While sauntering through the black-and-white rooms, you pass from the ladylike 1940s all the way through the inexplicably (and literally) dirty last photos taken in 2000. Because of Avedon’s gift for bringing his models to life you will see not only the changes in high fashion, but also the results of the cultural tectonics that accompanied them. In the 1940s, he managed to catch the return of joie de vivre to postwar Paris through fun scenes and easy movement of fabrics. The beach scenes of the mid-forties are downright adorable, and the slightly later shots (often featuring Dior) capture the glamour of the era while alternating between joyful and melancholy—the mood swings of the postwar world. His 1949 Paris photograph of Dorian Leigh in a coat by Dior on the Avenue Montaigne, sitting in a carriage next to a bouquet of flowers and a tearful-looking puppy, shows gratitude and loss. What might be called hopeful chic contrasts beautifully with the model’s grim contemplation on her cigarette ashes.

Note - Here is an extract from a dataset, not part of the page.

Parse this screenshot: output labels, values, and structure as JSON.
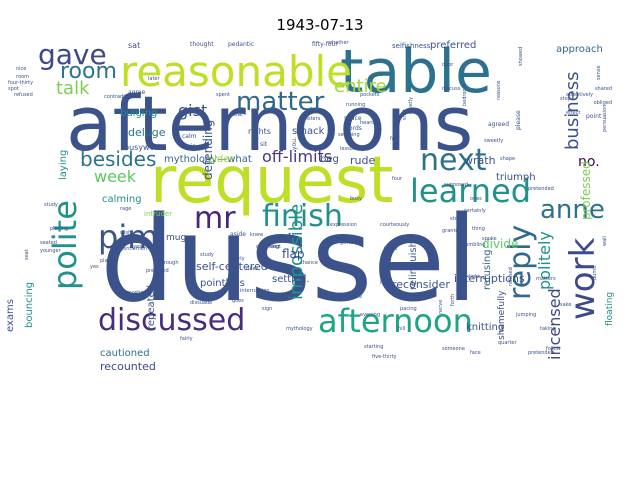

It wasn’t until the 1950s that the French scenes became intensely romantic. The wide-eyed Suzy Parker contrasts sharply with the intensity of Dovima and her dramatic couture. There are two particularly striking photographs from this era: an up-the-nose shot of Coco Chanel that clearly captures her berating some unlucky someone, and a bust portrait of Gloria Vanderbilt in nothing but mascara and glowing white skin, with perfectly coiffed black hair.
A 1959 hair shot of Brigitte Bardot bridges the gap to the 1960s, when photos become a lesson in social change as much as anything else. From Jean Shrimpton and Suzy Parker’s undeniable glamour in the first half of the decade, to Audrey Hepburn as a veiled giraffe in 1967, to a series of bohemian outdoor shots featuring Angelica Houston in 1969--Avedon’s fashion photography captured the evolution of American life.
The 1970s are represented by Lauren Hutton in businesswoman wear and lingerie, an androgynous photo of Veruschka for a Jun-Rope ad campaign, and a striking shot of Bianca Jagger. The 1980s bring a collection of Vogue covers with conspicuous eyebrows and lots of leather. The 1990s are dominated largely by “‘In Memory of the late Mr. and Mrs. Comfort,’ A Fable,” a series of photos with model Nadja Auerman and a skeleton in scenes that range from funny to odd to intensely creepy. The ‘90s also bring a new era of overt sexuality that Avedon helped shepherd into the mainstream.
It is primarily because of the beauty of the photographs and the subjects themselves that makes this exhibit well worth visiting. But there is something about a collection that demonstrates what has happened culturally over the last 70 years, and gives you much to think about after walking out the door. This traveling exhibit put together by the International Center of Photography in New York will be in Boston until January 17.